As part of a quest to add some solid science fiction to my catalog, I’m working on a story that takes place on and around a planet which is not Earth, yet exists in the same universe as Earth. This planet cannot support humans, but has an ecosystem and atmosphere that supports native life. The humans from Earth wind up there for assorted reasons, and have to eat the native things to survive.
It’s a curious thing, deciding how a planet should work and without using “because magic” to explain the differences. Plants on Earth use chlorophyll, which absorbs red light so you see green (this is, of course, a gross oversimplification).

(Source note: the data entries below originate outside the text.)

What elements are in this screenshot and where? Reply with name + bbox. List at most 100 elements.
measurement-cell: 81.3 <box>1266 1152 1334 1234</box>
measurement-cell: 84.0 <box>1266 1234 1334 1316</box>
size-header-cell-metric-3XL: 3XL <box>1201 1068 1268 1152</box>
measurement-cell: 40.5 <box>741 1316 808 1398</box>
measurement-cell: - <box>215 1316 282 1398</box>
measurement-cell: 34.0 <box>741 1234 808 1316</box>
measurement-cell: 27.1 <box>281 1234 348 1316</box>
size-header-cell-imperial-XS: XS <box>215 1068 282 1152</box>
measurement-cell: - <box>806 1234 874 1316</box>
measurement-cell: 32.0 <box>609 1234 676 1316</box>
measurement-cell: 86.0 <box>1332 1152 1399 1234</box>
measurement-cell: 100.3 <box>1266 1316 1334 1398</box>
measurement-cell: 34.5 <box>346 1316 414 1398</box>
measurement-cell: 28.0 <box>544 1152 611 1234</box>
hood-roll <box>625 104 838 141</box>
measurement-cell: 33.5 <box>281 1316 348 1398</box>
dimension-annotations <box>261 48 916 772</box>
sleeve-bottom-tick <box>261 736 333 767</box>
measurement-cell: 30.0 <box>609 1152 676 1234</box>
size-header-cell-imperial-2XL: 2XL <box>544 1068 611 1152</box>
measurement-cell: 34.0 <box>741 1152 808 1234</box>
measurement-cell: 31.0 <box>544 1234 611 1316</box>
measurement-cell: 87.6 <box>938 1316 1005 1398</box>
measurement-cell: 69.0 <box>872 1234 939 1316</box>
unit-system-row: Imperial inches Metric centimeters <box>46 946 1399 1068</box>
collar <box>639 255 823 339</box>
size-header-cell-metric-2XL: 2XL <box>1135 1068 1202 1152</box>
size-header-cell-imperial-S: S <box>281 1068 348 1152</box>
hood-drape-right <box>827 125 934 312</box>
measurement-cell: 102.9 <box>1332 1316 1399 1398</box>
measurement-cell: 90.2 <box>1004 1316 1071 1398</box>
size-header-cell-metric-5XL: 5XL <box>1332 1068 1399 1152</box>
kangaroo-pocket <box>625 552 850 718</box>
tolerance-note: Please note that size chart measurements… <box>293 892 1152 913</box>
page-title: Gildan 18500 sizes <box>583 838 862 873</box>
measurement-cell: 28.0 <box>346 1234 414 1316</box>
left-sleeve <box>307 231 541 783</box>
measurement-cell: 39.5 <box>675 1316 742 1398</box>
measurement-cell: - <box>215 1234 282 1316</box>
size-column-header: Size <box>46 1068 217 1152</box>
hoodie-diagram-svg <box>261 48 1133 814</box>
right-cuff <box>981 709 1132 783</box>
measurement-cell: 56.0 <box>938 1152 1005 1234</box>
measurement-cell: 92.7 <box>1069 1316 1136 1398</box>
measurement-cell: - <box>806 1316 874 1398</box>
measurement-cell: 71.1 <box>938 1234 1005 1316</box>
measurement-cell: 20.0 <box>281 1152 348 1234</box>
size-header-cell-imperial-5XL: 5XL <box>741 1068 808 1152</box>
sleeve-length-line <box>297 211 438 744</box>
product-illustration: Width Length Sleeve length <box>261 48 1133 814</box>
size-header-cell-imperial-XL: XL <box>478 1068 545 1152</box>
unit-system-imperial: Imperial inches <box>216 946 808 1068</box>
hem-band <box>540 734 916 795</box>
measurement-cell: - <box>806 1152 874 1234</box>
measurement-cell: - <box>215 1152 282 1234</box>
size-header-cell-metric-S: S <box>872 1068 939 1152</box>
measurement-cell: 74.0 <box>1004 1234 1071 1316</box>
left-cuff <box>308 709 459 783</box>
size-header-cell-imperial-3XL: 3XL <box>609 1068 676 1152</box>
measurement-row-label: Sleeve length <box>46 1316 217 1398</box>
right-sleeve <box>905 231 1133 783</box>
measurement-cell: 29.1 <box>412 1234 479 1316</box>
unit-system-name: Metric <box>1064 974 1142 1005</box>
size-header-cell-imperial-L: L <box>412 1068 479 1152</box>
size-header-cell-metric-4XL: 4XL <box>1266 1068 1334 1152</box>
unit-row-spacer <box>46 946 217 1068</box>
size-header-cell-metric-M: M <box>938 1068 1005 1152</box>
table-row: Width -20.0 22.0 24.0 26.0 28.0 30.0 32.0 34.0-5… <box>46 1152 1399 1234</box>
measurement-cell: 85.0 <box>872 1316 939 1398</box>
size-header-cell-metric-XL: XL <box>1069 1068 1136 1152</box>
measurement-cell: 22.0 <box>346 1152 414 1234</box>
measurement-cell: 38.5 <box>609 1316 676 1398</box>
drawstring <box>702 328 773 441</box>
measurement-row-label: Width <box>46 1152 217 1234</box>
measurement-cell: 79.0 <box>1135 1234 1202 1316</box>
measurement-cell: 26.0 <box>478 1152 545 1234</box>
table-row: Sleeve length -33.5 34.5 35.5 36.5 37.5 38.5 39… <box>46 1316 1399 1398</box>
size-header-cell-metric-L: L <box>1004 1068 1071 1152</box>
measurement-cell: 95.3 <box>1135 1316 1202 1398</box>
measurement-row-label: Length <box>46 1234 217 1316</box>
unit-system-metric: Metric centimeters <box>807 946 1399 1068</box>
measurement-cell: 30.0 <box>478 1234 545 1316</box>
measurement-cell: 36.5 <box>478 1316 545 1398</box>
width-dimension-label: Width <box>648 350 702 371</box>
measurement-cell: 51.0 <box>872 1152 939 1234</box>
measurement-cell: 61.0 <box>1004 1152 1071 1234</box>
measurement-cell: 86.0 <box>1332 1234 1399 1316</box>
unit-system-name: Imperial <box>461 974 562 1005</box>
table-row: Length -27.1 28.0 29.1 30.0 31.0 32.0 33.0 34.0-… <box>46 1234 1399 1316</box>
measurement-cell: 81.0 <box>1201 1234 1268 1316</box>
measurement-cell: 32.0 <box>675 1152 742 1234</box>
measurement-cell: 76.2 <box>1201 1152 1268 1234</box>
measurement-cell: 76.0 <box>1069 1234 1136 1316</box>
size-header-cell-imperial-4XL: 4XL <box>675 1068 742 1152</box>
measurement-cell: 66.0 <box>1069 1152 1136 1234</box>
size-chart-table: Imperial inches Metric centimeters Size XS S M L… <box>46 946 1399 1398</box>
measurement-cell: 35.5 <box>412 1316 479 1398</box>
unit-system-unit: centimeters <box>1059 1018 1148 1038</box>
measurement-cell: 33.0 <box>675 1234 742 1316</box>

What if a different planet’s star doesn’t offer red light, or doesn’t offer as much as it does blue light? The plants might evolve differently, and you’d wind up with orange ones thriving. That one small change could ripple through the ecosystem in a zillion tiny ways. Or it might have no real effect whatsoever, because the process that replaced chlorophyll might work exactly the same from the perspective of the things eating it.
How does one decide whether to tinker with the basic assumptions of life, or to leave them alone in the name of having fewer things to point out as specifically different? I’m not concerned about explaining why this aspect is different, because it doesn’t matter. When something doesn’t matter, explanations are unnecessary and annoying.
The question is: Where is the line? At what point does making something strange become a gag or a gimmick, an oddity too far? Sadly, I’m not sure there’s a one-size-fits-all answer. I still intend to pursue it.
I think those questions are the best reason ever to write a scifi tale. Searching for the answers and building the world is an adventure in itself. I will be interested in seeing how this plays out!